一方、今回の講演前半を占めていたのは、先述したように生成AIの重要性についてだ。アモン氏は、クアルコムが2023年の今、生成AIへどのように向き合っているか、「クアルコムは通信の会社から、コネクテッドプロセッシングカンパニーへ進化しようとしている」と端的に表現する。
アプリ中心の世界に生成AIがやってくる
スマートフォンに代表されるように、近年のスマートデバイスは、さまざまなアプリを利用するプラットフォームになっている。
そこに生成AIが新たに組み込まれようとしている、とアモン氏は指摘する。
現在のところ、生成AIがその性能を十分に発揮するのは、パワフルな処理能力を備えたコンピューター上でのこと。一方で、スマートフォンのようなデバイスは処理能力へ偏りすぎると消費電力が増してしまうため、高い処理能力を必要とするサービスは、Webサイトやアプリのようなかたちでスマートフォンから利用できるとしても、処理自体はクラウドコンピューティングが担うことがほとんど。
しかし、アモン氏は、今後、デバイスとクラウド上のアプリが統合される状況になると説明。ユーザーのデバイスへの関わり方が変化することになり、アプリに対する考えも変わり、たとえばアプリを利用するのも会話のようなインターフェイスとなり、直感的で、パーソナルになる、と説明。そうした変化は、スマートフォンだけではなく、パソコン、自動車など幅広いデバイスにも発生していく、とアモン氏は未来像を描く。
その上でアモン氏は、デバイスの垣根を超えて、生成AIの力を活用できる環境をいかに整えるかが重要と指摘。「次のスマートフォンかもしれないデバイス」のため、クラウドではなくデバイス上でいつでも利用できる効率的に動くAIモデルが求められるようになり、その実現に向けたコンピューティングパワーの実現を目指すことが、Snapdragonでのアプローチと語る。
画像生成AI「Stable Diffusion」をスマホ上で
今回発表された「Snapdragon 8 Gen 3」の目玉機能のひとつは、現在、クラウドで稼働する画像生成AI「Stable Diffusion」をスマートフォン上で動作させるというもの。

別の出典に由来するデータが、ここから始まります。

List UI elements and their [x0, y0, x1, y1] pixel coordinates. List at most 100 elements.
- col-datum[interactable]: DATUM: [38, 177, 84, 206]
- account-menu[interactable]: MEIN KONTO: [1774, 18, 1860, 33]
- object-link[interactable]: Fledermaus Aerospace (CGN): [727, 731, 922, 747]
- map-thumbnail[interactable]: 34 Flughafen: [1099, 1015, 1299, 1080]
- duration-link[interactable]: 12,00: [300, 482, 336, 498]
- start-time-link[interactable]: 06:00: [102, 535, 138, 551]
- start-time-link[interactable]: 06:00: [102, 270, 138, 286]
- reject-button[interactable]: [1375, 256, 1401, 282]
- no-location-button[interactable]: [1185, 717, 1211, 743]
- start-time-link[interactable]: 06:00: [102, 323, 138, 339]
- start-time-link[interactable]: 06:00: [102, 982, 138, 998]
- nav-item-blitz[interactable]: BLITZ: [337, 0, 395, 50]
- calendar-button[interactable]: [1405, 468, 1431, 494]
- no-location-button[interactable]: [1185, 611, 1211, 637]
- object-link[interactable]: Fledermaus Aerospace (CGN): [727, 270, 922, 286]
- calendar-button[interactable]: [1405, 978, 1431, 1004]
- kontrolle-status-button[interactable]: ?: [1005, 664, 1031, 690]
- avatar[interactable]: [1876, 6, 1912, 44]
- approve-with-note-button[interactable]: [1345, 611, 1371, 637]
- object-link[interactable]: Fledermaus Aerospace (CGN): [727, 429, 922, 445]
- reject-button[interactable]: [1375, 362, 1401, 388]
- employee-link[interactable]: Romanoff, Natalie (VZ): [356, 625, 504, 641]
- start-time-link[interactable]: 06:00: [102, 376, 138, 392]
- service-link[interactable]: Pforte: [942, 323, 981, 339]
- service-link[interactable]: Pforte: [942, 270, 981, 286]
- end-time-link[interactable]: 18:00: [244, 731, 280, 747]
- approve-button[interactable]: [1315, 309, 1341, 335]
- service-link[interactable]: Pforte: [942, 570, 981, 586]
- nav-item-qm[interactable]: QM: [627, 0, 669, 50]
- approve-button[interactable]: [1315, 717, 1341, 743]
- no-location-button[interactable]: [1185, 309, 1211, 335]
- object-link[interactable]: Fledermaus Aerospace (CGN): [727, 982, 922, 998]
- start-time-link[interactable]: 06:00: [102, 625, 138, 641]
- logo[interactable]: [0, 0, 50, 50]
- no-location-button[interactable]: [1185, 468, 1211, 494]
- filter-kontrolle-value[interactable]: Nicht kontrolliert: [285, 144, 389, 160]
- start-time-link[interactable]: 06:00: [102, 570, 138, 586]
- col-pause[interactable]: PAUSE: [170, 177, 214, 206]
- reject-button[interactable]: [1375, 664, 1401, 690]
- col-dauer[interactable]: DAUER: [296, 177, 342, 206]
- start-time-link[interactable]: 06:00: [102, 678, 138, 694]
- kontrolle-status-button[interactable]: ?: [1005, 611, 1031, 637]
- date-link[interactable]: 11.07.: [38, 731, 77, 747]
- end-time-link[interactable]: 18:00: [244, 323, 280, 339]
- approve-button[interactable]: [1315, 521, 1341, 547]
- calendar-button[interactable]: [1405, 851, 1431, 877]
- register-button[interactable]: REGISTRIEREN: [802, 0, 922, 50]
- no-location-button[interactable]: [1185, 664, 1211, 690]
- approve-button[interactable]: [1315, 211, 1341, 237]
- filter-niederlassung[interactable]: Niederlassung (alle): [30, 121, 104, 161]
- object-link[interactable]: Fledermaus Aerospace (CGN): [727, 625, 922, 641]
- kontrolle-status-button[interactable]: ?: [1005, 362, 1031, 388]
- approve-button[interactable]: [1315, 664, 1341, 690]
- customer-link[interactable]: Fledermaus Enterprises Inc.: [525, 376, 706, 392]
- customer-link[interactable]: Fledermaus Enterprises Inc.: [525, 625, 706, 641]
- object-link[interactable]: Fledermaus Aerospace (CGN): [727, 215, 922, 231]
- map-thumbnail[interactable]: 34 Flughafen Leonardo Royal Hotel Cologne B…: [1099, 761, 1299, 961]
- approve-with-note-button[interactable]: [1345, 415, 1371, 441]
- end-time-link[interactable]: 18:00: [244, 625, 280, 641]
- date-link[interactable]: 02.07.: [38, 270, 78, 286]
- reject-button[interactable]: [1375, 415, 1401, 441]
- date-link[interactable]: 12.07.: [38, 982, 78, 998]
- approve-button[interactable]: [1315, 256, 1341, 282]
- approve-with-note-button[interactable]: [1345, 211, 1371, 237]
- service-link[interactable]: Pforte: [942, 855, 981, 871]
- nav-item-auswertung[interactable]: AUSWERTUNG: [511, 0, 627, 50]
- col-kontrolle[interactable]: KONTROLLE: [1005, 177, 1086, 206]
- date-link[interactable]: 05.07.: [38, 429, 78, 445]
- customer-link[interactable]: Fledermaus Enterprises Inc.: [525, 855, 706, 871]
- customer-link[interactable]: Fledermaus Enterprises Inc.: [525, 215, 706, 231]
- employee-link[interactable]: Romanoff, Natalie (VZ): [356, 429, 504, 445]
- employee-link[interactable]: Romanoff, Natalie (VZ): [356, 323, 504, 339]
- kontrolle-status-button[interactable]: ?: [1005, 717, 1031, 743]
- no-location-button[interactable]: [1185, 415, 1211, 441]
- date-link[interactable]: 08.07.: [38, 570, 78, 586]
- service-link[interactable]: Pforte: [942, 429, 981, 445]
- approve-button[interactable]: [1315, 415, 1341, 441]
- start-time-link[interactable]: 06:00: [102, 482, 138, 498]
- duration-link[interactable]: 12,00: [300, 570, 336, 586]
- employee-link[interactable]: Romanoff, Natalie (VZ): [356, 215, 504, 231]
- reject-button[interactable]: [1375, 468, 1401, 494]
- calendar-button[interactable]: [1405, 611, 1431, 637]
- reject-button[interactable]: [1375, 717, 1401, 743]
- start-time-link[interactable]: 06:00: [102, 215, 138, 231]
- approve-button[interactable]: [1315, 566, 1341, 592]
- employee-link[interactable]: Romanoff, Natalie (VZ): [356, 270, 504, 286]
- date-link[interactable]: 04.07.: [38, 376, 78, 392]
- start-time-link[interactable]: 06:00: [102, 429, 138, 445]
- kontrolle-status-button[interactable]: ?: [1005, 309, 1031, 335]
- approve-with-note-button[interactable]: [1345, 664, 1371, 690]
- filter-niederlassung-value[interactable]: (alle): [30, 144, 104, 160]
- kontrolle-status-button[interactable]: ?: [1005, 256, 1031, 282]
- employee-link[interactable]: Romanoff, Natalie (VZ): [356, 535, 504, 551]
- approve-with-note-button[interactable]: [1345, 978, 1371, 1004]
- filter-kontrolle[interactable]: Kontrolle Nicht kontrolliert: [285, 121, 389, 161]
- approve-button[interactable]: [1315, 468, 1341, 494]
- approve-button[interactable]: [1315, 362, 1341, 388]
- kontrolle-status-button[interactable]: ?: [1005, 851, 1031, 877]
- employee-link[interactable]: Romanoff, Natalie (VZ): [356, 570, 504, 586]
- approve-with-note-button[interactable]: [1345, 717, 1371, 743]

2月に開催された国際展示会「MWC」でも、Snapdragon 8 Gen 2で動作する同様のデモンストレーションが披露されており、今回も会場内ではSnapdragon 8 Gen 3で文章からイラストを生成する様子が披露された。そのデモでは、生成まで約20秒ほどと、時間がかかるものだったが、アモン氏は今後登場するフラッグシップのSnapdragonデバイスでは、0.6秒で画像生成まで実行できると語った。
マイクロソフトやメタと連携
基調講演では、アモン氏とマイクロソフトを率いるサティア・ナデラCEOとの対談の映像や、FacebookやInstagramを手掛ける米Metaのマーク・ザッカーバーグ氏からのビデオレターを紹介。パートナーシップを通じて、Snapdragonシリーズのチップセットを搭載するパソコンやXRグラスで生成AIモデルを動作させ、AIの恩恵をユーザーに届けようとするクアルコムの姿勢があらためてアピールされた。
24日(現地時間)に発表されたSnapdragonシリーズ(PC向け、スマホ向けチップなど)の詳細は25日にあらためて披露される。これらの新製品では、従来よりもパワフルな処理能力を備えるだけではなく製品の垣根を超える「Snapdragon Seamless」といった環境を用意し、ユーザーが好みのデバイスで、やりたいことを実現できるようにするという将来をもたらそうとしている。
アモン氏は「業界にとってエキサイティングなとき。時代は生成AIの時代へ変わりつつある。モバイル業界、モバイルコンピューティング業界にまったく新しいサイクルを生み出すだろう」と熱弁をふるい、講演を締めくくった。